Trump claims that Covid has a “low mortality rate” as if these aren’t actual lives. Covid has a death rate 50 times higher than the flu. We have almost 57 million K-12 public education students.  Even with a very conservative estimate using the mortality rate of .03%, we are talking about the very tragic possibility of 17,100 dead students aged 5-17 from Covid. But if we include kids under five in that estimate, the statistics change and that number of dead kids could quadruple.  Sit with that, for perspective. I hope you don’t need it but the attacks on 9/11 had almost 3,000 deaths. That was a terrorist attack.  If our students die it’s murder by our government. The number of student deaths doesn’t even take into account spreading it to their families, educators, school staff and the community at large.  Those groups of people, based on age, have significantly higher mortality rates. We will not be an experiment.

Yes, virtual learning caused many challenges for parents, students, and educators this past spring. Instead of bashing and threatening teachers, our government should be supporting educators and families to prepare for virtual learning.  They should be putting protections in place to help parents have income while working from home. Our country can and should learn the Covid best practices that other countries have implemented, because I do not want anyone’s children or families, my own family, my colleagues or community members to be put in harm’s way. 

As educators begin speaking out about their fears of schools reopening, they have now drawn the ire from Fox News hosts. Just this past week Tucker Carlson called me a “self righteous little fortune cookie” because I dared tweet that educators care about our students.

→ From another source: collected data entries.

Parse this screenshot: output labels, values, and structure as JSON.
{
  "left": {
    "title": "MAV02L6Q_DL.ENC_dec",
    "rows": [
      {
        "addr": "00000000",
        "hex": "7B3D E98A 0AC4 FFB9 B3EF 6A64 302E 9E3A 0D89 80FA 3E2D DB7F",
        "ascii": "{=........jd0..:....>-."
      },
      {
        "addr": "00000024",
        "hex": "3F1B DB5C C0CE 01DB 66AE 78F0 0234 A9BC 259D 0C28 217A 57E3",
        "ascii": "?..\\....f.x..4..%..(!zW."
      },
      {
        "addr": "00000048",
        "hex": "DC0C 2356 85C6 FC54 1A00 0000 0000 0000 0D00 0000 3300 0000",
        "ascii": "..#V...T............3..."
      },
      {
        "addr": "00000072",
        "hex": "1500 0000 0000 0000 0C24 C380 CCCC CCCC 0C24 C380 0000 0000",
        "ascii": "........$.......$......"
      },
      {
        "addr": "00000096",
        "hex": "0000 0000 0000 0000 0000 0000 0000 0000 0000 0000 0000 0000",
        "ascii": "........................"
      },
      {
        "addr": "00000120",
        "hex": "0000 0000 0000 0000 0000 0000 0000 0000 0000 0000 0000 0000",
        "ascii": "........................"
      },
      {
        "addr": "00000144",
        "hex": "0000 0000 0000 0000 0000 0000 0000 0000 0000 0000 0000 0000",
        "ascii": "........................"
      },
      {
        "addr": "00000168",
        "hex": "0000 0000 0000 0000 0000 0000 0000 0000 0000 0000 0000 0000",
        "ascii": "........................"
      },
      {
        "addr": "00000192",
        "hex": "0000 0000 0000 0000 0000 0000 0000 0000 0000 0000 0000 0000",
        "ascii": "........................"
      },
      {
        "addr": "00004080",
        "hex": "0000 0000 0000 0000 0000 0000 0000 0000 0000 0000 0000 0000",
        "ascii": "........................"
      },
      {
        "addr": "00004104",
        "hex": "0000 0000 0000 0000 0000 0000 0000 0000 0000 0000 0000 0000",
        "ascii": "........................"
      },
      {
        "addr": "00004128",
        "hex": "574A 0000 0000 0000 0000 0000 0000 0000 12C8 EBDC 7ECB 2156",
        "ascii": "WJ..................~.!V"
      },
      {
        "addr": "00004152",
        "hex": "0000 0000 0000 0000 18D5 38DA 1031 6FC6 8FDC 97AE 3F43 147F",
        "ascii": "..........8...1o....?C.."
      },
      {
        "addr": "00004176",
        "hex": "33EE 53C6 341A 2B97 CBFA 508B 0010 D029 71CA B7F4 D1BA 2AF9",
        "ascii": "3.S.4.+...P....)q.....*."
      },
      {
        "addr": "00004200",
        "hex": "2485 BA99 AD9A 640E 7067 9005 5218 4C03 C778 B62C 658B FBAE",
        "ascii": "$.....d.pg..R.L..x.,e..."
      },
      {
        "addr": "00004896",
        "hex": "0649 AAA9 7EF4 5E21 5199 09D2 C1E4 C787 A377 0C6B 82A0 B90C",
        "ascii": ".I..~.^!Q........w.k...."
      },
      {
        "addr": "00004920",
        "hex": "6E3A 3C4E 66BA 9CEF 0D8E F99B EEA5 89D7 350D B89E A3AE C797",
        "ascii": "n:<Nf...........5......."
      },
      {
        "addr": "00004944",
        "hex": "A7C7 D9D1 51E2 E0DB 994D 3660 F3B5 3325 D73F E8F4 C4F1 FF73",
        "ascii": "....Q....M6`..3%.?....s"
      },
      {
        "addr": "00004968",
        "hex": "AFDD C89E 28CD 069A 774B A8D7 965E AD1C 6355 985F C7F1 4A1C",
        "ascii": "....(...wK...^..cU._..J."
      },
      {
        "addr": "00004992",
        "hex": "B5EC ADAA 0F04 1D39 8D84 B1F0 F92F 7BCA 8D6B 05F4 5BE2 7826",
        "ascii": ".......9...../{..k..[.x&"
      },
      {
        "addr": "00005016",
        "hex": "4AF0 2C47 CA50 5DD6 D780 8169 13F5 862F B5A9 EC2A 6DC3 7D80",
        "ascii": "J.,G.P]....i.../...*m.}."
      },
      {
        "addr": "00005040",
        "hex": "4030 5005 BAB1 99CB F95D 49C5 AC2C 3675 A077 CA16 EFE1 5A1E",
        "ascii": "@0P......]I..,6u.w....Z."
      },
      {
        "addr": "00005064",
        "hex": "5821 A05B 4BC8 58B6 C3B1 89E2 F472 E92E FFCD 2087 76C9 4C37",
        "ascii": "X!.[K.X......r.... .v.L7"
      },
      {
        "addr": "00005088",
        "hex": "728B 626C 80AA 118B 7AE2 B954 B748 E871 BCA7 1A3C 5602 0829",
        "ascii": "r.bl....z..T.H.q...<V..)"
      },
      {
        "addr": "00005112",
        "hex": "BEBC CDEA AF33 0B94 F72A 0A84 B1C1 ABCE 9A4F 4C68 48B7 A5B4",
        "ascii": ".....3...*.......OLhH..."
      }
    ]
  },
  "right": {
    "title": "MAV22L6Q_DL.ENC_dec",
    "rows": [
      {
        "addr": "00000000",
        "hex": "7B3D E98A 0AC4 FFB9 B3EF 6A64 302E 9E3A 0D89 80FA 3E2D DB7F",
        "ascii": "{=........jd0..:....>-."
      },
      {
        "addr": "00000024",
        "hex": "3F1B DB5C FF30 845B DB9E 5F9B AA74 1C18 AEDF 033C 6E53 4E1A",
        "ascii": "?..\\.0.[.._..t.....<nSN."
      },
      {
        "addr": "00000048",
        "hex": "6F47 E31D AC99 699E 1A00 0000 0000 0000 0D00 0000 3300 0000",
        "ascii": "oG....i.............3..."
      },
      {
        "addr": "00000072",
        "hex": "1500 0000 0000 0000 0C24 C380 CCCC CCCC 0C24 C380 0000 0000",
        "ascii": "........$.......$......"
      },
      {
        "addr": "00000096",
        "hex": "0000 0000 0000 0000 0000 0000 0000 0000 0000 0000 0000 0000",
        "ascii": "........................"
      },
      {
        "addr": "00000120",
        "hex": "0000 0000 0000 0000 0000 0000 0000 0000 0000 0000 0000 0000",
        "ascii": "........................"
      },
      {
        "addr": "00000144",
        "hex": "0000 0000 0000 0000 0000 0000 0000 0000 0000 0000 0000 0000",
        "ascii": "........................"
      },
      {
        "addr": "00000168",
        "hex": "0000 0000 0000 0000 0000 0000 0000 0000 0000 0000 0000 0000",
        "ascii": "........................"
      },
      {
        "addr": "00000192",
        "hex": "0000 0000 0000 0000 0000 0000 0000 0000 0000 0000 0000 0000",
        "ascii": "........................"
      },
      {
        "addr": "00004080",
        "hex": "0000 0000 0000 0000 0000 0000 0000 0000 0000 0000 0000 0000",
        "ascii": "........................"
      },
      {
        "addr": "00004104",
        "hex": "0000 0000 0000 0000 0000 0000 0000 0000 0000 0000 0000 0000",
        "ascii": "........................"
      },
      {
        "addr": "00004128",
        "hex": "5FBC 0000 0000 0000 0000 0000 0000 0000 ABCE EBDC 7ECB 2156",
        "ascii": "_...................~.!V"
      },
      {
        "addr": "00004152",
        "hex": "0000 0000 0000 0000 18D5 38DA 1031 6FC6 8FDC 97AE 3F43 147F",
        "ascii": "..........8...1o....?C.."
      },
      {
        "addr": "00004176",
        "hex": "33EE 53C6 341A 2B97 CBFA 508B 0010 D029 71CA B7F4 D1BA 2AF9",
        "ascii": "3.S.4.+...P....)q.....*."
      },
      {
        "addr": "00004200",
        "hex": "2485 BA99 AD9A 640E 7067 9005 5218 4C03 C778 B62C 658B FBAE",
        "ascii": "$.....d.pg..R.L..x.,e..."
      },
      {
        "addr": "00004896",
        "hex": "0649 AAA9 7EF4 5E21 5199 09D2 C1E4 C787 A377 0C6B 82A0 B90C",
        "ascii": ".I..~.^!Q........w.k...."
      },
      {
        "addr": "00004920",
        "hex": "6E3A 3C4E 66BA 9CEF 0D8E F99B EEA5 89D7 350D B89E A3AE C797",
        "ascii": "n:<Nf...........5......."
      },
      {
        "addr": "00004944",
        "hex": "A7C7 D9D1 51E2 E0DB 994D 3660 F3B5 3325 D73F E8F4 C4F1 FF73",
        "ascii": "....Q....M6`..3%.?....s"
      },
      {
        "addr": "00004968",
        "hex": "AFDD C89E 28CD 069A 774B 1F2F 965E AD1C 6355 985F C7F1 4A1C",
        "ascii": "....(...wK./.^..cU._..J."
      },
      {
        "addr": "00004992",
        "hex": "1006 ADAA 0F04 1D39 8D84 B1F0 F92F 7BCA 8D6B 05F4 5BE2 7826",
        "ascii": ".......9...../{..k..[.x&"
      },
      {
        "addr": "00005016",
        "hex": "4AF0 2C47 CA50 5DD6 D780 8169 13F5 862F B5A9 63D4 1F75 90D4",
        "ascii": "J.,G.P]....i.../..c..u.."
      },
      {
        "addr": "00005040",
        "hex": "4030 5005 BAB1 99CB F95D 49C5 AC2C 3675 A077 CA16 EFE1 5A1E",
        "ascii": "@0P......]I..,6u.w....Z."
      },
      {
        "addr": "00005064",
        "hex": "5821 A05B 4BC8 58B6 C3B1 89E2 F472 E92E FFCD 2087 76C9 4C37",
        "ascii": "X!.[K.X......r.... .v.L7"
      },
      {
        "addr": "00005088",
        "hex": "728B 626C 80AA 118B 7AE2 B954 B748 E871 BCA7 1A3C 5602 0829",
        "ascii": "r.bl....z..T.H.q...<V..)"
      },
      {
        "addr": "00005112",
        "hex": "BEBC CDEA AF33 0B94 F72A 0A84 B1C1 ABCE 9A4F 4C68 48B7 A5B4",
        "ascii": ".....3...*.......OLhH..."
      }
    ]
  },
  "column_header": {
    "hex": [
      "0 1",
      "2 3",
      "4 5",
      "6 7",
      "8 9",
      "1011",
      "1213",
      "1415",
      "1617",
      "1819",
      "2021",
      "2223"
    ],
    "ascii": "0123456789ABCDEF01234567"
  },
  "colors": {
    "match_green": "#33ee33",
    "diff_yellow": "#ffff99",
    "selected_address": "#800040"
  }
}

I’ll double down on my tweet and say not only do educators across this country care about our students, we will do whatever it takes to keep them safe, even if that means that we must prepare for a national educators strike

Starting the school year virtually is a tough thing for educators to think about. We love being with our students, even the annoying ones. I, however, don’t want other educators to know the pain that comes from losing students. Keeping our students, their families, our own families, colleagues, and community safe is the most important thing we can and will do. 

Educators across this country will pick science over capitalized tweets. We will pick the love of our students over threats made to us any and everyday of the week.